L’uso sproporzionato dei mezzi repressivi non è una novità per il capoluogo piemontese, sempre in guerra con i centri sociali locali, i liceali in occupazione, le baby gang, il movimento No Tav, l’Askatasuna, gli anarchici o chiunque sia il nuovo nemico. Gli attivisti per il clima sono solo gli ultimi di una lunga serie. Poco importa che il movimento sia dichiaratamente e fattualmente non violento, l’approccio rimane lo stesso: reprimere la protesta e demonizzare il protestante.
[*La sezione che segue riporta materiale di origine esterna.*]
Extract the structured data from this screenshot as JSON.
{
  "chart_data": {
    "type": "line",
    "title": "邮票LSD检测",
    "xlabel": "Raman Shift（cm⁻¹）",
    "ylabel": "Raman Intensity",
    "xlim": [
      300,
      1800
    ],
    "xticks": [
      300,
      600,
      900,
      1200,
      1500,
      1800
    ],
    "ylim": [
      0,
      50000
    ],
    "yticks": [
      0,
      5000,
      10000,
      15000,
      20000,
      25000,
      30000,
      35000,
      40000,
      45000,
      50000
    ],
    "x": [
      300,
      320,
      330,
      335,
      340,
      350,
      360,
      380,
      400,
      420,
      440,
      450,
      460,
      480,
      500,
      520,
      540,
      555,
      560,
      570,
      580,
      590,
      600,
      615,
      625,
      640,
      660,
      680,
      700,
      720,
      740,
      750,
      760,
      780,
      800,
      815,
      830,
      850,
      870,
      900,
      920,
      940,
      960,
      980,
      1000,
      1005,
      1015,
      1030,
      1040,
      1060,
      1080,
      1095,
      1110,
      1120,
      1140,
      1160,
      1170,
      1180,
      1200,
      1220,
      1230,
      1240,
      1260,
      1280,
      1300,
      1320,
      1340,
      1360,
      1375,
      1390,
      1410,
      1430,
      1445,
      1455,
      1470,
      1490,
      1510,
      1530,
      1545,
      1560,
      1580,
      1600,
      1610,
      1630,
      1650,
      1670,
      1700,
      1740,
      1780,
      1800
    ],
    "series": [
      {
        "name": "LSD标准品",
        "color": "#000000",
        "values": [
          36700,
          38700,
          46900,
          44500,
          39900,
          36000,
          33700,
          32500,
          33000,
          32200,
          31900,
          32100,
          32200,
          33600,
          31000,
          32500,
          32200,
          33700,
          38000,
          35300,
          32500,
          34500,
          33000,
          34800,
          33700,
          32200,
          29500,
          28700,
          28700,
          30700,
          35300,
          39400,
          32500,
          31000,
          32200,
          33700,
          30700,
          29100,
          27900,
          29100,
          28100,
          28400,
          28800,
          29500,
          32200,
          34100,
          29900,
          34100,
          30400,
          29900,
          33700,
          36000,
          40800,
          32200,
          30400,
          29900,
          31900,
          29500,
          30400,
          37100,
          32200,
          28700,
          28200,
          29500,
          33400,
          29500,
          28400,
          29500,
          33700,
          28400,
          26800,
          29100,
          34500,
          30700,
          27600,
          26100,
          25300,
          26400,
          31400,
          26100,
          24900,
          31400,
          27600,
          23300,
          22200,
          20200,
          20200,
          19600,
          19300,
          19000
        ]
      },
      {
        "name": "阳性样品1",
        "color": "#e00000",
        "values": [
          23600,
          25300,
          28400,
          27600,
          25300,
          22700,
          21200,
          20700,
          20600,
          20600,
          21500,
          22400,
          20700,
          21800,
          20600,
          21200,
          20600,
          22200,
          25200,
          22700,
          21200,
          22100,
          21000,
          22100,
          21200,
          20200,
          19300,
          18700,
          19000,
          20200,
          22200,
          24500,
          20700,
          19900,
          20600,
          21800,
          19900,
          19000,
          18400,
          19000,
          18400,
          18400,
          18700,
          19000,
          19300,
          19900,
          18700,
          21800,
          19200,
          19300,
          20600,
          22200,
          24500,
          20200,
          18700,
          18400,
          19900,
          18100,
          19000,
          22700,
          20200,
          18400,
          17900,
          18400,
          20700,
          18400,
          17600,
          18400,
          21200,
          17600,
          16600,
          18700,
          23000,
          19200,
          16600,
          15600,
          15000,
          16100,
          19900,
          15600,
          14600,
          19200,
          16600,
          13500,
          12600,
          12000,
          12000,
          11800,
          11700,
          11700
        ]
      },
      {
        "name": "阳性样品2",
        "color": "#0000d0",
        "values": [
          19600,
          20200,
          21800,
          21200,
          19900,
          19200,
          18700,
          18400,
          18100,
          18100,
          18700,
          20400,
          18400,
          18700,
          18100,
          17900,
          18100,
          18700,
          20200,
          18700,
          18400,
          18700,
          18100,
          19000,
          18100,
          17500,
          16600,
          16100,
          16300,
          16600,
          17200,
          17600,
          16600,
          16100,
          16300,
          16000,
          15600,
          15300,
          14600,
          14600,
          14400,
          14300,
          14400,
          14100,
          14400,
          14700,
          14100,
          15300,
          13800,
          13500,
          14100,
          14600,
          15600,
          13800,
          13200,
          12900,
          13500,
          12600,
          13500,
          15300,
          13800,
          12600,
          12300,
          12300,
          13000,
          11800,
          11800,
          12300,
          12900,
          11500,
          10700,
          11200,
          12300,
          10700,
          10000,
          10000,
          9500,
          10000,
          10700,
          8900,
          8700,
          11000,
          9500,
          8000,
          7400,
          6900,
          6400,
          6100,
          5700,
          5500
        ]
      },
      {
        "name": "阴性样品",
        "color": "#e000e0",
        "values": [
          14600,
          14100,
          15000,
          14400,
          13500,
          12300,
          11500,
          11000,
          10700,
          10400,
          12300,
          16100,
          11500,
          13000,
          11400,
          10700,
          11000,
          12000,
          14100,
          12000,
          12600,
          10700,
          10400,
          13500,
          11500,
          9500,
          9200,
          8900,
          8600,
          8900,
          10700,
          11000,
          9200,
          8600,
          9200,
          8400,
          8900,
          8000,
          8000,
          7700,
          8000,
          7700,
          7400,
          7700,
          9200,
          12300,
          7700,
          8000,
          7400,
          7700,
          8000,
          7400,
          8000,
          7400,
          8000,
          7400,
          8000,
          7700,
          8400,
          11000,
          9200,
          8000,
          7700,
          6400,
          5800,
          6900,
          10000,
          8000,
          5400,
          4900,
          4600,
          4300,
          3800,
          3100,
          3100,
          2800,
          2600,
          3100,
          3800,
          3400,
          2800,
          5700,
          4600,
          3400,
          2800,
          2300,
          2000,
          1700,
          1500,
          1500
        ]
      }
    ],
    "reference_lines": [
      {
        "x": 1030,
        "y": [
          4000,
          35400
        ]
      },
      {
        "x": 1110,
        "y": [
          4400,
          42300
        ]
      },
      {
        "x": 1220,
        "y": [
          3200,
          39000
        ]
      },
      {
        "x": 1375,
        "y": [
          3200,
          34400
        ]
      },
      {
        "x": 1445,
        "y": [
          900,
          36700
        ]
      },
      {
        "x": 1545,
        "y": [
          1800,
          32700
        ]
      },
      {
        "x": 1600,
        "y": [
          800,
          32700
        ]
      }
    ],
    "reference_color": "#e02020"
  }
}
Del resto i confini entro i quali sia legittimo esprimere dissenso sono ben lontani dall’oggettività, sono linee che si tracciano tutti i giorni: quando si accusano gli anarchici di eversione e gli autonomi di associazione a delinquere, quando si definiscono squadristi degli adolescenti che occupano un liceo per pochi giorni, quando si equiparano i movimenti alle cosche mafiose e le proteste di piazza al terrorismo, quando si feticizzano le forze dell’ordine con la solidarietà acritica. Una narrazione che finisce con il gettare benzina sul fuoco del conflitto, radicalizzando la protesta e facendo terra bruciata intorno agli attivisti, trasformando la città in una pentola a pressione piena di polvere pirica.
Da questa prospettiva l’episodio di venerdì alla RAI diventa tutt’altro che strano, anzi si potrebbe dire che è andata pure troppo bene. La distanza che divide una tragedia solo sfiorata da una avvenuta è breve quanto lo scatto di un dito sul grilletto.